STM / STS on strongly correlated electron systems
Strongly correlated electron systems, i.e. materials in which the electrons strongly interact with each other, exhibit a plethora of fascinating phenomena including unconventional superconductivity and quantum criticality, many of which are not yet fully understood. However, to gain further insight, comprehensive investigations of thermodynamic and transport properties of these materials at low temperature are called for.
We have set up Scanning Tunneling Microscopy (STM) which is an established powerful tool to investigate the electronic structure of materials. In an effort to optimize sensitivity for the materials and phenomena in quest we can conduct STM in UHV, down to 310 mK and in applied magnetic fields of up to 12 T. These investigations are complemented by magnetotransport measurements down to 40 mK. With these tools, we observed phenomena ranging from electronic phase separation at the metal-to-insulator transition in manganites to the coexistence of superconductivity and antiferromagnetic order in Ce-based heavy fermion metals. Recently, we focus our research on the investigation of the hybridization of conduction and 4f electrons as well as the formation of Kondo coherence in Kondo metals and insulators.

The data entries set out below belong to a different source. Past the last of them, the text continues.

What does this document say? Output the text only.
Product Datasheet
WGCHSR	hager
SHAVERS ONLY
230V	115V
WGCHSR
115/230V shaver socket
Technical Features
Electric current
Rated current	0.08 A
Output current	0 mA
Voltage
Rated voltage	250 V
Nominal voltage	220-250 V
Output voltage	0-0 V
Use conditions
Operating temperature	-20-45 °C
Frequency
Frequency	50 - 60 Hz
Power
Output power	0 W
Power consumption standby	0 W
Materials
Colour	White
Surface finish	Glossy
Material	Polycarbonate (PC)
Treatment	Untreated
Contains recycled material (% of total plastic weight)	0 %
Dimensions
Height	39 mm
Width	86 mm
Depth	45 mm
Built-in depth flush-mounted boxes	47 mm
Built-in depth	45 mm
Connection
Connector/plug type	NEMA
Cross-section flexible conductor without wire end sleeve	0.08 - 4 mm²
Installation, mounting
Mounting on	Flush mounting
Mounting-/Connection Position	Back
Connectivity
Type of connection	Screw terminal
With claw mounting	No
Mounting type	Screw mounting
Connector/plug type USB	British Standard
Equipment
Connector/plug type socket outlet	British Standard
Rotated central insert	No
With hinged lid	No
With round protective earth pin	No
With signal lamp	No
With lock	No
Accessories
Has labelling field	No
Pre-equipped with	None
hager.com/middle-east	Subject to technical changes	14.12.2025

At present we are extending these measurements to investigate the fade of the Kondo quasiparticles upon approaching a quantum critical point and the nature of the surface states in certain hexaborid Kondo insulators. Specifically for our STM project, we invite students to actively participate in our ongoing research. We have established collaboration with the STM group of Dr. P. Wahl at the University of St. Andrews and consequently, and hence, joint projects could be envisioned.